The journey to this place was pretzel like–it was a journey that truly is only recognizable in retrospect, that is “through the rear view mirror.” It is a state of mind that you can achieve, but cannot map. You can only hope to land at this spot, but planning the journey in a way that guarantees you will, well that’s something else. Not much different from the measure of the parameters of obscenity, in the words of Supreme Court Justice Potter,  I can only offer that while I can’t explain how one gets to this place “I know it when I see it.”

That’s about as lofty as things will get here today. For, having arrived at this state of mind that does not require my fighting traffic, pushing my way through crowds in stores at any hour of the day or night, no matter the enticement or otherwise being in “go” mode, the following is a list of things and holiday messages that I’m finding particularly irksome–and in some instances, downright problematic this week:

Hollywood Messaging:
1) Being committed to work and high caliber performance (male or female) must necessarily involve short changing family–and if you don’t have a family, your work is a likely culprit. 2) Life in New England or other backwoods country locale (=good) is preferred  to life in New York or other urban area (= bad). 3) Hard working type A’s probably don’t believe in Santa Claus and are, no surprise, often found on the naughty list. Additional faulty personal traits that tag along  include lacking true Christmas spirit and understanding what, in Charlie Brown’s words, “Christmas is all about.” This list could actually benefit from an entire blog, but you get the gist.

Commercial Enterprises Changing Roman Calendar:
Friday, Saturday, Sunday–the names of the week date back hundreds of years. Sure, there’s a favorite I have of “Over the hump Wednesday”–but that’s a prepositional phrase–falling far short of the current trend towards adding  adjectival descriptives to the days of the week that in effect become  name changers.

The Friday after Thanksgiving is no longer,  as in “Do you have to work on the day after Thanksgiving?”  but is now:  Black Friday. What was for some a welcome day off from work, generating one of the only fourdayweekends in American working life, has been transformed into a day when everyone bears a piece of the responsibility for turning the economy around, signalling recovery and the harbinger of hope for the year ahead.
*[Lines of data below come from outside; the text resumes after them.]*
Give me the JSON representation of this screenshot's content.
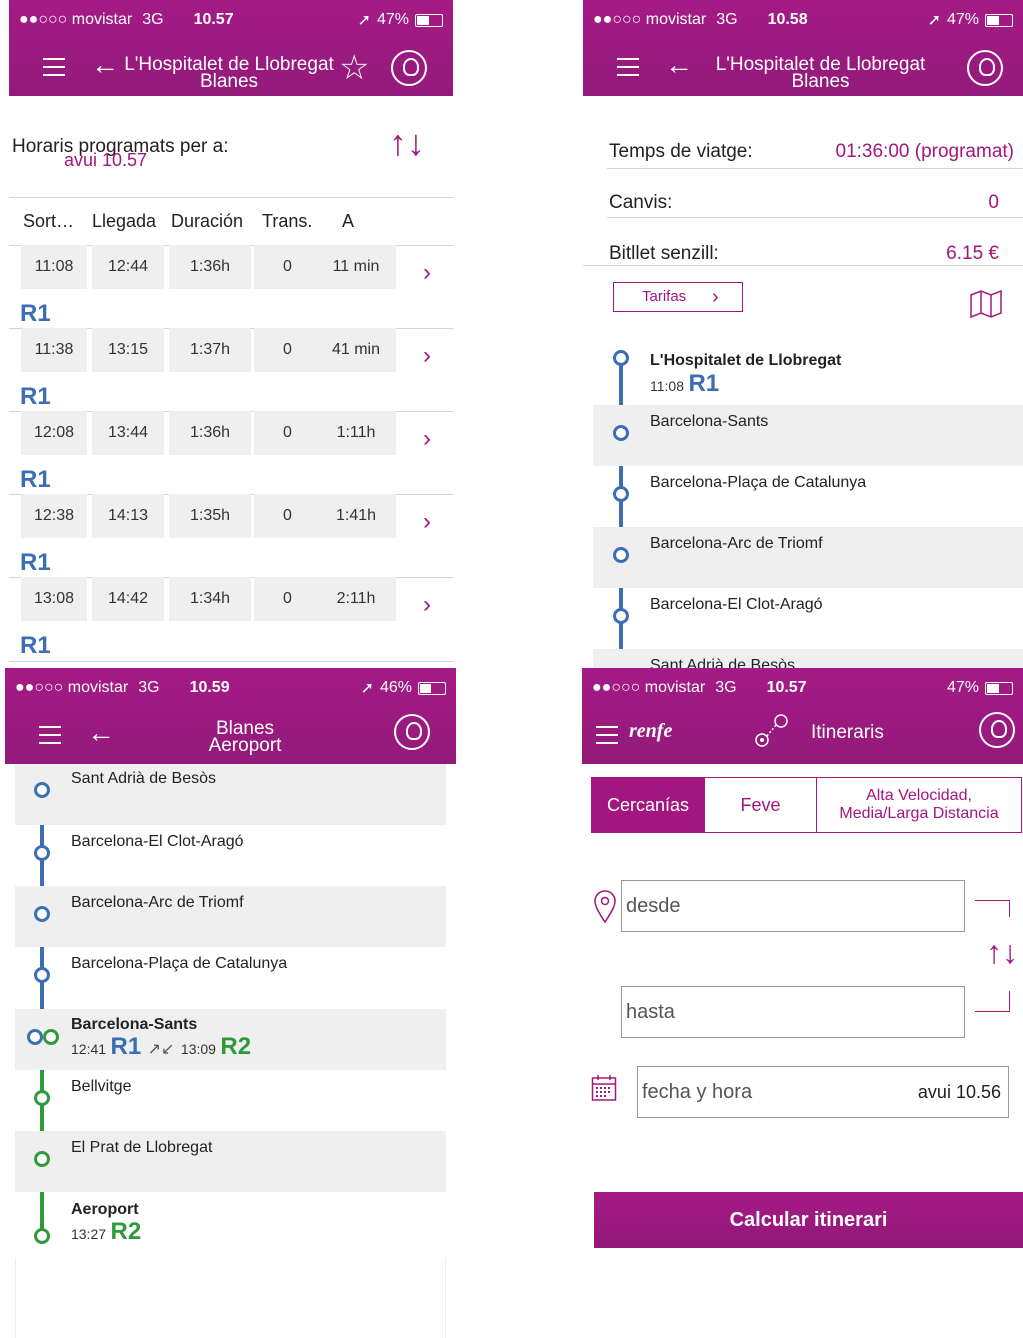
{
  "colors": {
    "brand": "#a3167f",
    "r1": "#3c6eb4",
    "r2": "#2e9a3c"
  },
  "status": [
    {
      "carrier": "●●○○○ movistar",
      "net": "3G",
      "time": "10.57",
      "battery": "47%"
    },
    {
      "carrier": "●●○○○ movistar",
      "net": "3G",
      "time": "10.58",
      "battery": "47%"
    },
    {
      "carrier": "●●○○○ movistar",
      "net": "3G",
      "time": "10.59",
      "battery": "46%"
    },
    {
      "carrier": "●●○○○ movistar",
      "net": "3G",
      "time": "10.57",
      "battery": "47%"
    }
  ],
  "p1": {
    "title1": "L'Hospitalet de Llobregat",
    "title2": "Blanes",
    "schedule_label": "Horaris programats per a:",
    "schedule_date": "avui 10.57",
    "cols": [
      "Sort…",
      "Llegada",
      "Duración",
      "Trans.",
      "A"
    ],
    "rows": [
      {
        "dep": "11:08",
        "arr": "12:44",
        "dur": "1:36h",
        "trans": "0",
        "in": "11 min",
        "line": "R1"
      },
      {
        "dep": "11:38",
        "arr": "13:15",
        "dur": "1:37h",
        "trans": "0",
        "in": "41 min",
        "line": "R1"
      },
      {
        "dep": "12:08",
        "arr": "13:44",
        "dur": "1:36h",
        "trans": "0",
        "in": "1:11h",
        "line": "R1"
      },
      {
        "dep": "12:38",
        "arr": "14:13",
        "dur": "1:35h",
        "trans": "0",
        "in": "1:41h",
        "line": "R1"
      },
      {
        "dep": "13:08",
        "arr": "14:42",
        "dur": "1:34h",
        "trans": "0",
        "in": "2:11h",
        "line": "R1"
      }
    ]
  },
  "p2": {
    "title1": "L'Hospitalet de Llobregat",
    "title2": "Blanes",
    "travel_label": "Temps de viatge:",
    "travel_value": "01:36:00 (programat)",
    "changes_label": "Canvis:",
    "changes_value": "0",
    "ticket_label": "Bitllet senzill:",
    "ticket_value": "6.15 €",
    "tariffs_button": "Tarifas",
    "origin": "L'Hospitalet de Llobregat",
    "origin_time": "11:08",
    "origin_line": "R1",
    "stops": [
      "Barcelona-Sants",
      "Barcelona-Plaça de Catalunya",
      "Barcelona-Arc de Triomf",
      "Barcelona-El Clot-Aragó",
      "Sant Adrià de Besòs"
    ]
  },
  "p3": {
    "title1": "Blanes",
    "title2": "Aeroport",
    "stops_r1": [
      "Sant Adrià de Besòs",
      "Barcelona-El Clot-Aragó",
      "Barcelona-Arc de Triomf",
      "Barcelona-Plaça de Catalunya"
    ],
    "transfer": {
      "name": "Barcelona-Sants",
      "arr": "12:41",
      "arr_line": "R1",
      "dep": "13:09",
      "dep_line": "R2"
    },
    "stops_r2": [
      "Bellvitge",
      "El Prat de Llobregat"
    ],
    "dest": {
      "name": "Aeroport",
      "time": "13:27",
      "line": "R2"
    }
  },
  "p4": {
    "logo": "renfe",
    "title": "Itineraris",
    "tabs": [
      "Cercanías",
      "Feve",
      "Alta Velocidad,\nMedia/Larga Distancia"
    ],
    "from_placeholder": "desde",
    "to_placeholder": "hasta",
    "date_placeholder": "fecha y hora",
    "date_value": "avui 10.56",
    "calc_button": "Calcular itinerari"
  }
}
Opt out of being part of that message at your peril for being labeled downright unpatriotic.

If you thought that skipping Friday was a simple way of avoiding falling into that commercial trap, special thanks to American Express for naming Saturday “Small Business Saturday.”  Just when you patted yourself on the back for staying away from the big box stores on Black Friday, your guilt can only now be assuaged by visiting the mom and pop stores and “shopping small.” You don’t want to be seen as a Scrooge, do you?  Lastly, lest you believe you have outsmarted every effort to draw you into the shopping melee, on Cyber Monday when you return to work your inbox and every website you visit will bombard you with promises of the bestprices, steepestdiscounts, todayonly lastchances to shop for those special people on your list.

In what world that you or I may have ever conceived would spending the weekend listening to music, reading and writing be viewed as excessively sedentary downright unpatriotic pursuits? In what world could reading about the comet that managed to escape capture by the sun or contemplating from my window the lone swan who swimming  back and forth without his/her now missing spouse not hold  a candle  to running around saving the economy through endless shopping?  In what world could reminding your fingers and brain that you once played Rachmaninoff’s Prelude and can again, ever be mentioned in the same breath as an admonition that includes the words”staying home and sitting around?”

Something is amiss.

For a long time now I have enjoyed these lines by notsofamous poet, Hugh Prather from his book “Notes To Myself”:

“Ideas are clean. They soar in the serene supernal. I can take them out and look at them, they fit in books, they lead me down that narrow way. And in the morning they are there. Ideas are straight. But the world is round, and a messy mortal is my friend. Come walk with me in the mud.”

And by that, I don’t mean let’s head out to the mall and check out the sales.